Wer spricht eigentlich für die Jugend? Wer – aus ihren Reihen – kann die Beweggründe ihres Verhaltens interpretieren? Sprechen diejenigen für ihre Generation, die aus Haß gegen die Erwachsenen weit alles zerschlagen, was ihnen in die Quere kommt? Oder sind die gelockerten Auffassungen in der Sexualsphäre die gültige Ausdrucksform moderner Jugend? Soziologen und Jugendpfleger beschäftigen sich seit langer Zeit mit diesen Fragen. Bisher haben jedoch Analysen und Massenbeobachtungen kein klares Bild ergeben. In ihrem soeben erschienenen Buche „Generation X“ versuchen nun zwei junge Journalisten, Charles Hambleut und Jane Deverson (sie ist selber noch ein Teenager) Antwort zu geben. Offensichtlich war das Interesse an dem Thema ungewöhnlich groß, denn nachdem einige Sonntagszeitungen Auszüge gebracht hatten, war die erste Auflage vergriffen, und dies schon am Montag darauf.

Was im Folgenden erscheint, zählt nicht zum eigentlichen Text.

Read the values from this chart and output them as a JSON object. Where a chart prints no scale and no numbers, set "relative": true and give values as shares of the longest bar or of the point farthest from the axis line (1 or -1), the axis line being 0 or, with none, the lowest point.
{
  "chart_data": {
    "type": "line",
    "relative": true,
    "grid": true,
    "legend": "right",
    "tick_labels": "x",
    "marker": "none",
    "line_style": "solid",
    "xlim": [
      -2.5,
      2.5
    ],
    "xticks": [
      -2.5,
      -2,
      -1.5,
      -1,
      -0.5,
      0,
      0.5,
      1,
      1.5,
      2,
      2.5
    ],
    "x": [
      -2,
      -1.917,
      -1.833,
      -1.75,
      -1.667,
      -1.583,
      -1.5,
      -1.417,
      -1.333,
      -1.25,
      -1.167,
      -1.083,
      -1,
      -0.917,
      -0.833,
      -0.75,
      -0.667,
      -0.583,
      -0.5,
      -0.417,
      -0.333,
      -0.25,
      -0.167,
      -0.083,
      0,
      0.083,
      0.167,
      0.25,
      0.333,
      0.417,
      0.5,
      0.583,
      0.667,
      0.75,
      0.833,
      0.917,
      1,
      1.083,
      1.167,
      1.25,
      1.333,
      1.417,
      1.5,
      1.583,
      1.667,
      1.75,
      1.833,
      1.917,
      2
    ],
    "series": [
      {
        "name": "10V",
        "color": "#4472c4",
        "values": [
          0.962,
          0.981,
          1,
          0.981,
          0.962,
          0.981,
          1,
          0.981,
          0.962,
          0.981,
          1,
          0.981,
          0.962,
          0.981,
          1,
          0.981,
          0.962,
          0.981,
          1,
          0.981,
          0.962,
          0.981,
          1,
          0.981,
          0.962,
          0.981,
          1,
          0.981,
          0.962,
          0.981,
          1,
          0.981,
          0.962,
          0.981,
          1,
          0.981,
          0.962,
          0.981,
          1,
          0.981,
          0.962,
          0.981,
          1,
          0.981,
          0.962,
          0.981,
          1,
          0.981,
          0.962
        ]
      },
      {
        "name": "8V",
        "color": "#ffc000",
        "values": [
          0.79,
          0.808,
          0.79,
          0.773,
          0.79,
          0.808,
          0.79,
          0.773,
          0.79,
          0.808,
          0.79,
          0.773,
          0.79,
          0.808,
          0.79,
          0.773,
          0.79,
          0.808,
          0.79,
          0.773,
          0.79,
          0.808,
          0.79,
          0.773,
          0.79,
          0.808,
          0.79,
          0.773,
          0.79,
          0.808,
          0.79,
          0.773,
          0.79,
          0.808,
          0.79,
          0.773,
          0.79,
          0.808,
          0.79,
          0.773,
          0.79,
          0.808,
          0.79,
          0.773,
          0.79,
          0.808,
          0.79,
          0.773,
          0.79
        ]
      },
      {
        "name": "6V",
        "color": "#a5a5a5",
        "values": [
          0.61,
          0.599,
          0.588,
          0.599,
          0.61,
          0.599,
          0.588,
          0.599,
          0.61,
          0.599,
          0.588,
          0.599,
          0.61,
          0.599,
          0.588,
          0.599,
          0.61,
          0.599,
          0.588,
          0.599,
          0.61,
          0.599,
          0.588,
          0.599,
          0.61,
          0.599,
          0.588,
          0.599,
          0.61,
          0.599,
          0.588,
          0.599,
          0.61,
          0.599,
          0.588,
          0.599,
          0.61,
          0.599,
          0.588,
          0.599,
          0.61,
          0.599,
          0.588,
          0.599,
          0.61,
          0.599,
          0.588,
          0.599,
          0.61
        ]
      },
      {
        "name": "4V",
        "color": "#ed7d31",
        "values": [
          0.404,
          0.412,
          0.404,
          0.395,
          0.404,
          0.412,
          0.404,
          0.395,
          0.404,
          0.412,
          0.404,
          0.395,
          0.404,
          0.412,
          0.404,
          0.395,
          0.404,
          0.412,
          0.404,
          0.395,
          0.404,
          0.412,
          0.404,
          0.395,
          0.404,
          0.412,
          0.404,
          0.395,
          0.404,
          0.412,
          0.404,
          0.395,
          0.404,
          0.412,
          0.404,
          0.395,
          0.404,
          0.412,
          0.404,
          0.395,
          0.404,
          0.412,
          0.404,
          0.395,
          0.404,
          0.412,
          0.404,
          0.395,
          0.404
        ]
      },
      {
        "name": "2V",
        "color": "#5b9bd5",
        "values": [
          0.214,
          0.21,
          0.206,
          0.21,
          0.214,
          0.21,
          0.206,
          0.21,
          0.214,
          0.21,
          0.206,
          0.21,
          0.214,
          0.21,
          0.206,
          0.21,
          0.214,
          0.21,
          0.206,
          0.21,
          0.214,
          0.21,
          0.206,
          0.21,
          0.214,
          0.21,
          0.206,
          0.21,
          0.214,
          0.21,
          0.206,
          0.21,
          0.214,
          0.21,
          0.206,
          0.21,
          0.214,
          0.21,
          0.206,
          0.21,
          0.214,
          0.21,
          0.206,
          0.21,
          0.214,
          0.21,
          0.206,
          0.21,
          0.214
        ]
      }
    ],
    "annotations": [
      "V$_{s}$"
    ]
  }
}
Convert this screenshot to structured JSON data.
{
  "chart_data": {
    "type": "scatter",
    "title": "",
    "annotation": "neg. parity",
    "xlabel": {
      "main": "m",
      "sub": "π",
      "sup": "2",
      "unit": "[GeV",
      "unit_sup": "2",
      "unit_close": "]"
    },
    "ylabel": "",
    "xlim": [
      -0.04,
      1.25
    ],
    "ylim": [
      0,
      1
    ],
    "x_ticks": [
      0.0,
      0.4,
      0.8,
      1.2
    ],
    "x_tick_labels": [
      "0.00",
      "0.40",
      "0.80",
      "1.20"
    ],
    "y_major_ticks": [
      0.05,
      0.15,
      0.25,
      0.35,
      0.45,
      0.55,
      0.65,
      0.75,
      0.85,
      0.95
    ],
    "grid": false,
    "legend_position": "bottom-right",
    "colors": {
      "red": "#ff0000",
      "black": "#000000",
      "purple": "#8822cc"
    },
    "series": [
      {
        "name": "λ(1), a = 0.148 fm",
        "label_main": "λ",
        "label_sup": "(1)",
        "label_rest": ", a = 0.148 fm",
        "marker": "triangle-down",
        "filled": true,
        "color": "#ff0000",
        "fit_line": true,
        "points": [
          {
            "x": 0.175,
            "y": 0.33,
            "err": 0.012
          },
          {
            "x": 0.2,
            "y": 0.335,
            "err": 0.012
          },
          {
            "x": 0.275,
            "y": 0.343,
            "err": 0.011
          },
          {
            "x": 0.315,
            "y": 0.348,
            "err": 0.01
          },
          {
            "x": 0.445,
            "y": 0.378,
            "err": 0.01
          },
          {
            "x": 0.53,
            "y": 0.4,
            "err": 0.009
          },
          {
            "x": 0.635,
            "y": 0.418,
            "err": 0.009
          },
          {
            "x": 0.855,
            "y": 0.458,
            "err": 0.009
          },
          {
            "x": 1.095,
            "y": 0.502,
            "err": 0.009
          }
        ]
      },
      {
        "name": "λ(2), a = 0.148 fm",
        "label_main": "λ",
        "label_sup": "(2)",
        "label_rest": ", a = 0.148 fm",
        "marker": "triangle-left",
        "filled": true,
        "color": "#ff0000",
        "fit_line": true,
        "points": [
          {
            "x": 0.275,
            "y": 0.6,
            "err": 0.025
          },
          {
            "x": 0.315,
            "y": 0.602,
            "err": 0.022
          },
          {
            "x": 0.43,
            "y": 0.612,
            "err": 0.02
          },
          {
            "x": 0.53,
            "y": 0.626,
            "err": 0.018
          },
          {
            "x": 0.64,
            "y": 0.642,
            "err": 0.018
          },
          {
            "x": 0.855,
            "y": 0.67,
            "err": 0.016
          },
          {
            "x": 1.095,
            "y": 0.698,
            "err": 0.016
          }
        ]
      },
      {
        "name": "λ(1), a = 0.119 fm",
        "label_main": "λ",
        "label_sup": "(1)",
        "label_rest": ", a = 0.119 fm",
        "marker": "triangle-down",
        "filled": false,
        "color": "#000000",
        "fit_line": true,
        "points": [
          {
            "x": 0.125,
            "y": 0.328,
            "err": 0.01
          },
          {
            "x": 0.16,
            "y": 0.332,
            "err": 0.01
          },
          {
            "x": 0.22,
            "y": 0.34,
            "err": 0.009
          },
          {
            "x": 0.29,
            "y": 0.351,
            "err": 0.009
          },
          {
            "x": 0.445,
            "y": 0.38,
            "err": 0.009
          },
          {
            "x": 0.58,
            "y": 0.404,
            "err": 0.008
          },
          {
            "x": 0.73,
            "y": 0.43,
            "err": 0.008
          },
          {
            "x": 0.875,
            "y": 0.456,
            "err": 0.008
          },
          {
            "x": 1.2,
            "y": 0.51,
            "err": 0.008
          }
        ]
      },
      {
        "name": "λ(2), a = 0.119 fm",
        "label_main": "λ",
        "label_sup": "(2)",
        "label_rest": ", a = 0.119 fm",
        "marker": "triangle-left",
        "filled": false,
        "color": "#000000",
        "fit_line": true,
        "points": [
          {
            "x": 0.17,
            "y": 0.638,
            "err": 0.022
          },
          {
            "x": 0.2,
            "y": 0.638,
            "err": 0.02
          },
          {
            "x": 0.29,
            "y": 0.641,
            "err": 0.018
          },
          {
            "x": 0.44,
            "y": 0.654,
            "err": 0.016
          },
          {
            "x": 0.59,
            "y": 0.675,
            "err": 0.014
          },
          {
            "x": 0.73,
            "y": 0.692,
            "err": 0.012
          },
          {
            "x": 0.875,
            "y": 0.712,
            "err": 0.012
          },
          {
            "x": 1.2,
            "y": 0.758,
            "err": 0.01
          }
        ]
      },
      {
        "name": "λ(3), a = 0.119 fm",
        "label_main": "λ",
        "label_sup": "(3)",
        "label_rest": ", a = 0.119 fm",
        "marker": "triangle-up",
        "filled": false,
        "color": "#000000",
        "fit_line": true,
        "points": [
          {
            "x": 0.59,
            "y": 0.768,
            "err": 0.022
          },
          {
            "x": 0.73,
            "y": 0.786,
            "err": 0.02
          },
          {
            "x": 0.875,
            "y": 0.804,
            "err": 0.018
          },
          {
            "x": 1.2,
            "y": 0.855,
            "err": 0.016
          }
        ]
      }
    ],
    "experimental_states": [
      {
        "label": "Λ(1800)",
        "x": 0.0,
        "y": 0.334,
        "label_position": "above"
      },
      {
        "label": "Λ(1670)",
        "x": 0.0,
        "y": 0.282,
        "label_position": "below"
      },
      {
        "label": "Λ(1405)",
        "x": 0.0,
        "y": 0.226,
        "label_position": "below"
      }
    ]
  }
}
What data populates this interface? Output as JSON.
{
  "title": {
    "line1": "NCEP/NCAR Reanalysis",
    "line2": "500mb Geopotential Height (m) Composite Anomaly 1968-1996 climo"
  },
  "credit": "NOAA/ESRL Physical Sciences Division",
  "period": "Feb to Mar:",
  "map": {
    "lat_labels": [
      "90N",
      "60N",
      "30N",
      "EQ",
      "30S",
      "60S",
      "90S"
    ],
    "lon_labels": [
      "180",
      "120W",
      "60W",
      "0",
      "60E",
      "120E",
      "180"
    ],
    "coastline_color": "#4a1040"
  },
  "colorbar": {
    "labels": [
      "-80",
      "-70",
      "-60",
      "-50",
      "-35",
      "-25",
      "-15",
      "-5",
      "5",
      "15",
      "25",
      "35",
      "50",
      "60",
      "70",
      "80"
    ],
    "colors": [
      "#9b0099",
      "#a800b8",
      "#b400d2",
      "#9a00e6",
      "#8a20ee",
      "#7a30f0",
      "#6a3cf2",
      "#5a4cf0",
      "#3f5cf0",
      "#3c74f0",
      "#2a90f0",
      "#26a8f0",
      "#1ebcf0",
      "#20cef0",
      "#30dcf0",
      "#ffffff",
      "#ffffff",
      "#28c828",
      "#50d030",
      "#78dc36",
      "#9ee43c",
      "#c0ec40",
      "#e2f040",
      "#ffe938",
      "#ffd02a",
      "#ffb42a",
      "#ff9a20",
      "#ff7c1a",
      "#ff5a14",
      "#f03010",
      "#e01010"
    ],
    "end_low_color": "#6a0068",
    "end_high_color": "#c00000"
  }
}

Zur „Generation X“ gehören junge Menschen bis zu 25 Jahren, und das Buch ist eigentlich nur eine Kompilation von Interviews und jugendlichen Meinungen. Obwohl die beiden Autoren, besser gesagt: Redakteure behaupten, die Aussagen wären repräsentativ für die heutige Jugend, möchte ich das bezweifeln. Anarchische Schreier übertönen oft leisere Stimmen. Immerhin aber ergibt die Prüfung der Motivierungen interessante Schlußfolgerungen, sind sogar oft niederschmetternd in ihrer Kritik an der Familienstruktur unserer Zeit. So sagt ein Londoner siebzehnjähriger Junge:

„... alte Leute sind sowieso lächerlich, so heuchlerisch; alles was sie tun, ist falsch. Zu meiner Mutter bin ich frech, und den Alten ignoriere ich. So muß es auch sein, denn mein Vater säuft, und ich kenne ihn eigentlich gar nicht. Ich habe immer das Gefühl, ihn noch nie getroffen zu haben ...“

Überhaupt inspirieren nur wenige Erwachsene die Jugend zur Nachahmung.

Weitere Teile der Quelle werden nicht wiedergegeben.